"I wonder what the Puritans would have been able to do with a word processor?"
This is a regular question from an acquaintance of mine, and it comes from the well-known fact that the Puritans were remarkably productive people. They lived in the 16th and 17th centuries, a time at which technology was at a minimum, yet almost to a man, they were astoundingly prolific. Choose a Puritan writer at random, and his complete works will probably take up most of a bookshelf -- all accomplished with just a quill pen. And with a word processor?
The point is that they didn't need one. They had something better: order and diligence. Today, we like to run the numbers and find a "solution" for things, and we're very interested in the latest science that proves there's finally a quick remedy to such-and-such an old difficulty. But the Puritans knew something we've forgotten: one of the only silver bullets you'll ever find is diligence. They knew the importance of order and routine. They plodded. Their progress was slow, but it was an everyday-progress. They were creatures of habit -- and far from becoming inhuman machines, they produced some of the most creative, insightful studies on mankind, culture, and God.

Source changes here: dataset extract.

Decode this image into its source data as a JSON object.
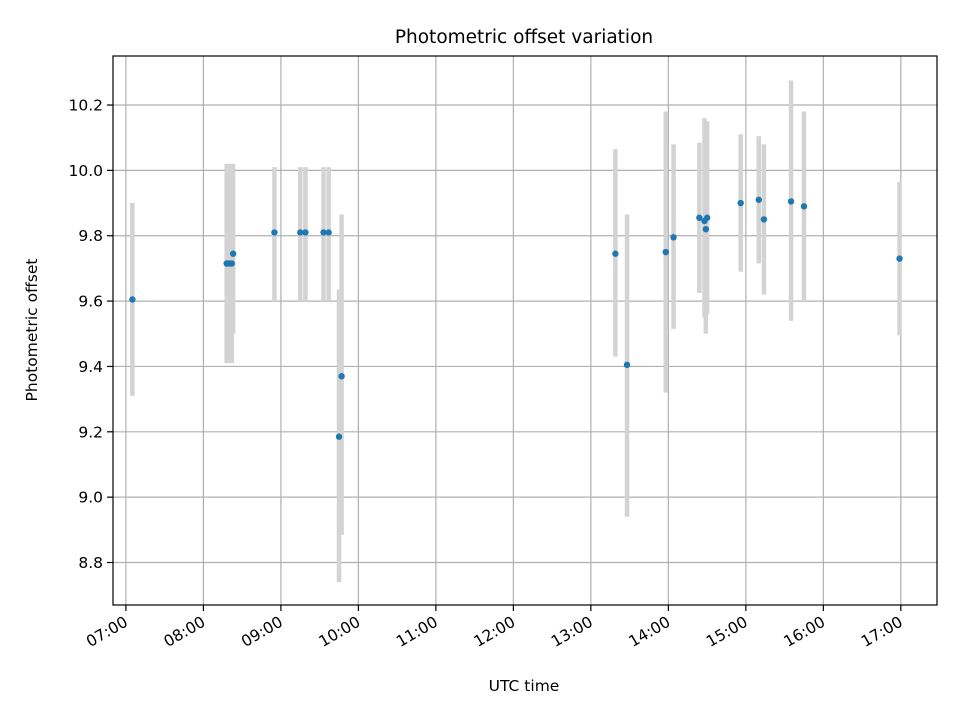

Segue to education. If you take a diligent, methodical student in a crummy public school and compare him to an unstructured student in a top-rated classical Christian school, put your bets on the public schooler. The classical schooler may have bright flashes of occasional brilliance, but without the habits of daily faithfulness in seeing little jobs through to the end, he won't succeed. The plodders always win. The tortoise beats the hare. The quill pens in steady hands outstrip the distracted fingers on a keyboard.
Let's give our kids good, steady, unromantic routine. Or as Solomon said, "Seest thou a man diligent in his business? He shall stand before kings" (Prov. 22:29).